Remove the activated carbon completely if you're having problems with continuously high phosphate levels and can't pinpoint a cause. Perform routine tank maintenance for a few months to observe if the phosphate level stays high. If it remains high, the carbon was most likely not the cause of your excessive phosphate.

Cautions With Carbon

Using activated carbon in your filter is a nice idea, but it isn't required. You don't need carbon if you're testing your water, conducting frequent partial water changes, and dechlorinating the replacement tap water. It's only an extra cost because the carbon has to be replenished every month.
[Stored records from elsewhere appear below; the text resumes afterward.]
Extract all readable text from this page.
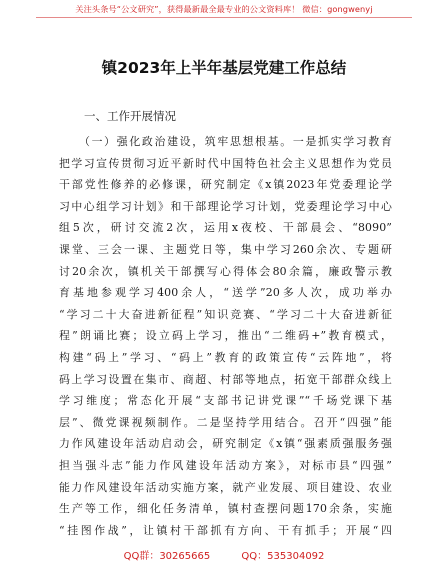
关注头条号“公文研究”，获得最新最全最专业的公文资料库！ 微信：gongwenyj
镇2023年上半年基层党建工作总结
一、工作开展情况
（一）强化政治建设，筑牢思想根基。一是抓实学习教育
把学习宣传贯彻习近平新时代中国特色社会主义思想作为党员
干部党性修养的必修课，研究制定《x镇2023年党委理论学
习中心组学习计划》和干部理论学习计划，党委理论学习中心
组5次，研讨交流2次，运用x夜校、干部晨会、“8090”
课堂、三会一课、主题党日等，集中学习260余次、专题研
讨20余次，镇机关干部撰写心得体会80余篇，廉政警示教
育基地参观学习400余人，“送学”20多人次，成功举办
“学习二十大奋进新征程”知识竞赛、“学习二十大奋进新征
程”朗诵比赛；设立码上学习，推出“二维码+”教育模式，
构建“码上”学习、“码上”教育的政策宣传“云阵地”，将
码上学习设置在集市、商超、村部等地点，拓宽干部群众线上
学习维度；常态化开展“支部书记讲党课”“千场党课下基
层”、微党课视频制作。二是坚持学用结合。召开“四强”能
力作风建设年活动启动会，研究制定《x镇“强素质强服务强
担当强斗志”能力作风建设年活动方案》，对标市县“四强”
能力作风建设年活动实施方案，就产业发展、项目建设、农业
生产等工作，细化任务清单，镇村查摆问题170余条，实施
“挂图作战”，让镇村干部抓有方向、干有抓手；开展“四
QQ群：30265665	QQ：535304092
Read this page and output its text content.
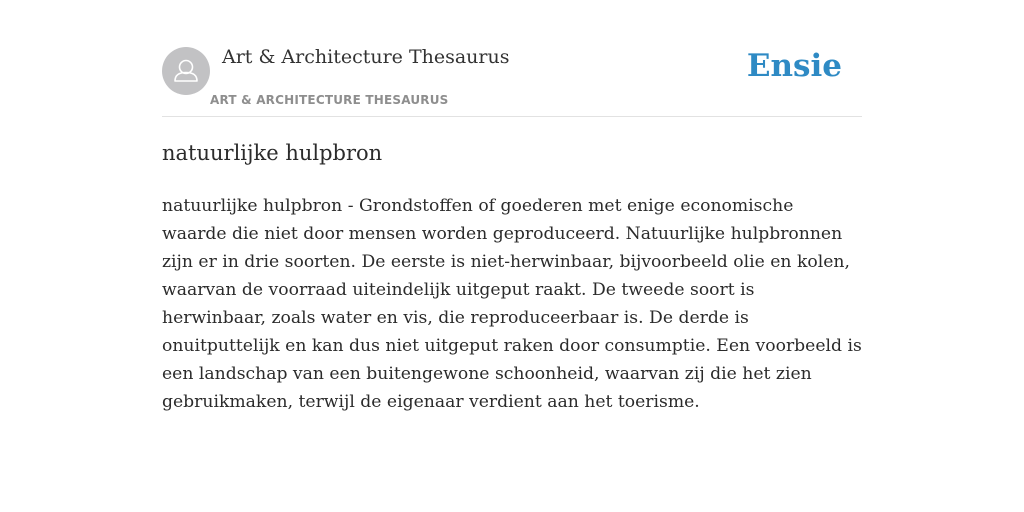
Art & Architecture Thesaurus
ART & ARCHITECTURE THESAURUS
Ensie
natuurlijke hulpbron

natuurlijke hulpbron - Grondstoffen of goederen met enige economische waarde die niet door mensen worden geproduceerd. Natuurlijke hulpbronnen zijn er in drie soorten. De eerste is niet-herwinbaar, bijvoorbeeld olie en kolen, waarvan de voorraad uiteindelijk uitgeput raakt. De tweede soort is herwinbaar, zoals water en vis, die reproduceerbaar is. De derde is onuitputtelijk en kan dus niet uitgeput raken door consumptie. Een voorbeeld is een landschap van een buitengewone schoonheid, waarvan zij die het zien gebruikmaken, terwijl de eigenaar verdient aan het toerisme.
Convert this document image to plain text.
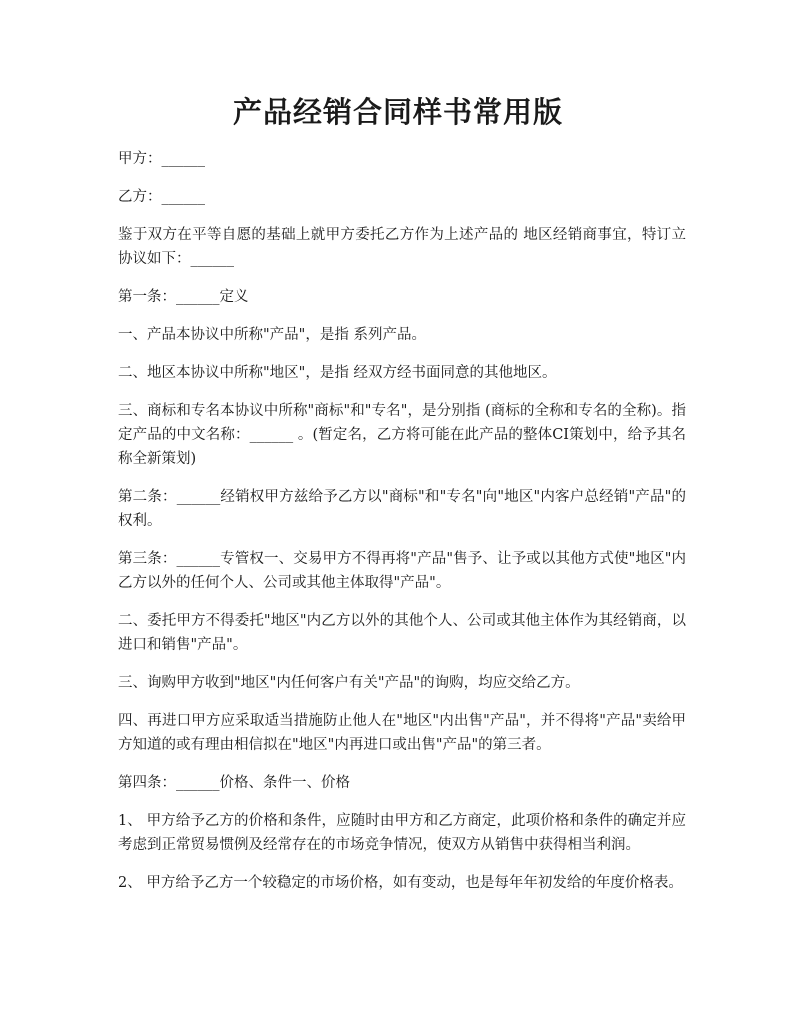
产品经销合同样书常用版

甲方：______

乙方：______

鉴于双方在平等自愿的基础上就甲方委托乙方作为上述产品的 地区经销商事宜，特订立协议如下：______

第一条：______定义

一、产品本协议中所称"产品"，是指 系列产品。

二、地区本协议中所称"地区"，是指 经双方经书面同意的其他地区。

三、商标和专名本协议中所称"商标"和"专名"，是分别指 (商标的全称和专名的全称)。指定产品的中文名称：______ 。(暂定名，乙方将可能在此产品的整体CI策划中，给予其名称全新策划)

第二条：______经销权甲方兹给予乙方以"商标"和"专名"向"地区"内客户总经销"产品"的权利。

第三条：______专管权一、交易甲方不得再将"产品"售予、让予或以其他方式使"地区"内乙方以外的任何个人、公司或其他主体取得"产品"。

二、委托甲方不得委托"地区"内乙方以外的其他个人、公司或其他主体作为其经销商，以进口和销售"产品"。

三、询购甲方收到"地区"内任何客户有关"产品"的询购，均应交给乙方。

四、再进口甲方应采取适当措施防止他人在"地区"内出售"产品"，并不得将"产品"卖给甲方知道的或有理由相信拟在"地区"内再进口或出售"产品"的第三者。

第四条：______价格、条件一、价格

1、 甲方给予乙方的价格和条件，应随时由甲方和乙方商定，此项价格和条件的确定并应考虑到正常贸易惯例及经常存在的市场竞争情况，使双方从销售中获得相当利润。

2、 甲方给予乙方一个较稳定的市场价格，如有变动，也是每年年初发给的年度价格表。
The helpful bacteria that convert ammonia to nitrite and eventually nitrate will find a home in the carbon in a recirculating filter system. When you replace the carbon every month, you are removing a piece of the biofilter, and it will take some time for the new carbon to produce helpful bacteria. If the carbon media makes up a considerable portion of your filtration system, each change will result in the loss of your biofilter. After introducing the additional carbon, an ammonia surge might ensue. To avoid this, fill the filter with enough sponges, beads, bioballs, or ceramic beads to function as the major media for the bacteria that form the biofilter.

Powder activated carbon has been observed to blow into the aquarium as a fine dust that becomes caught on the fish's gills when utilized in the filter system. There have been reports of fish dying after using powdered carbon that wasn't adequately contained in the filter's media bag. Carbon particles were discovered in the gills and fin tissues of the deceased fish during necropsy. This problem may be avoided by using bigger pelleted or granular activated carbon and washing the dust off with distilled water before adding it in the filter chamber. Rinse the new carbon with distilled or deionized water to avoid it adsorbing chlorine from the tap water before it goes into your filter!